From 1970 to the present (2013) dollar returns among different regions do not differ greatly – but the stock prices of different countries do not rise and fall in tandem. Combining these assets will lower risk of your portfolio for a given return or alternatively raise the return for a given risk.
US 9.39%
EAFE 9.74%
Europe 10.33%
Japan 9.15%
(from 1988)
Emerging Markets 12.73%
My real point – why are New Zealanders so hung up on the government managing and owning power companies (utilities). The greatest economic development in the world has come from US – from the transition of an agrarian nation to an industrial and now an information technology service nation. US is much privatised (47% of world capital markets) Russia, Middle East, Eastern Europe, China, India (5% of world capital markets) predominantly government owned companies. Whilst governments may well own great resources (Saudi Arabia and Russian Oil and Gas resources are a good example) there is good evidence that privatised firms often experience efficiency gains. In NZ where the sale of government shares in power companies and Air NZ have given a welcome boost for the capital markets – the ultimate test will be in the long term – governance arrangements and competitive markets should have created better companies. Genesis Energy shares will list on April 17 at $1.55 a share.

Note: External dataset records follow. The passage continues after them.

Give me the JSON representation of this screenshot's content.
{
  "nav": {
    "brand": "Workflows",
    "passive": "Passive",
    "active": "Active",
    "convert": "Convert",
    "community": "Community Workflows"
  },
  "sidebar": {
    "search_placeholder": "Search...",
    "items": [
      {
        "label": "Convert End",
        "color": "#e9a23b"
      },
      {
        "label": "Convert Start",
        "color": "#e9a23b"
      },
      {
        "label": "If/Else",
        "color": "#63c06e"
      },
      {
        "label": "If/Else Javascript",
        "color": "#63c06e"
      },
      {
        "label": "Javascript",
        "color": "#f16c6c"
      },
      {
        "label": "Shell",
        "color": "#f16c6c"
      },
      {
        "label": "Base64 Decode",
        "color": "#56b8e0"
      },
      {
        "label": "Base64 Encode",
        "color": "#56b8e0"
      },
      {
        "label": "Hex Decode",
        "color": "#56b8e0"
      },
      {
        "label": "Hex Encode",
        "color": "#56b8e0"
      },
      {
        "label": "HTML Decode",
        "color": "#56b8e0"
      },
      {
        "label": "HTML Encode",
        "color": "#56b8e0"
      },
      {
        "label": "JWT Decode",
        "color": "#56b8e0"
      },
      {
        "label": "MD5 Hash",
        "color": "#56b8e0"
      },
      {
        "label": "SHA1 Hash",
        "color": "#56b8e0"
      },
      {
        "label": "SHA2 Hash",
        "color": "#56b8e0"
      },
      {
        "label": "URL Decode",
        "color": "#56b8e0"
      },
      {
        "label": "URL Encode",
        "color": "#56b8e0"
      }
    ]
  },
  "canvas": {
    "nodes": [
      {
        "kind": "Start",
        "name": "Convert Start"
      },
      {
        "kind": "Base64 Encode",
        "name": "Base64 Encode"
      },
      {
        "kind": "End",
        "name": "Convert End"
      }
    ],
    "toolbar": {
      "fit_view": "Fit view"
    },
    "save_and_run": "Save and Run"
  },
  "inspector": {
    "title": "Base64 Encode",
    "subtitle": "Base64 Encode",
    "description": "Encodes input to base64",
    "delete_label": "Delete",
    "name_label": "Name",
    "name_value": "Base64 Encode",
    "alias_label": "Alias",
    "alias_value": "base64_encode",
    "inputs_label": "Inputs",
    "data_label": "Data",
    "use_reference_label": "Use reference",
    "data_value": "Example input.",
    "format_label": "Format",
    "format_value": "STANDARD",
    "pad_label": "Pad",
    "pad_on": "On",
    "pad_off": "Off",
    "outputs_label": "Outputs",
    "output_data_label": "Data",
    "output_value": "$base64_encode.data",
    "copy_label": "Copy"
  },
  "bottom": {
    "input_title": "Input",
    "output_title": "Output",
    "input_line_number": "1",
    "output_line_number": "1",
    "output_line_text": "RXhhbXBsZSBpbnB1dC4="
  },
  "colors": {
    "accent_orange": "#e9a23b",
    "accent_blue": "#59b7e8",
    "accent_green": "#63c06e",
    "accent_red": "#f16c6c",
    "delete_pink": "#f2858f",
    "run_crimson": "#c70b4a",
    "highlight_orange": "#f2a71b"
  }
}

Proceeds from the four partial privatisations will bring the total to $4.7 billion NZD. Those sales saw 49% of the state controlled power companies (Mighty River Power, Meridian Energy (1.76 and 1.96) and reduced government shareholding in Air NZ from 74% to 51% ($365m)) – sold into private hands.
A citizen’s referendum last November found two thirds of those who voted opposed the policy.
Whilst the greatest economic power in the world grew to such status through privatisation and the emerging markets of the world are gradually following this example – our financial and economic decision making is mired in political spin and lack of economic reality. Solid Energy and the recent fraud exposure of a former Mighty River Power manager are examples of state run business governance. Do we need more examples – ACC, Health, Education – public company governance is far more likely to extract efficiencies – surely that’s what we need.
As for the sector and Genesis (utility/energy) – could be, should be an ok yield for those investors requiring income. As for the country – NZ (part of EAFE) should be part of a diversified portfolio. As for owning the individual share (that would depend on your plan!) As for the company itself – well I think it’s well named – perhaps it really is the ‘origin or development of something’ – perhaps that something can be a greater interest and awareness of economics and finance.
I certainly hope so.
The information provided in this blog is not intended to be a substitute for professional advice. You may seek appropriate personalised financial advice from a qualified professional to suit your individual circumstances.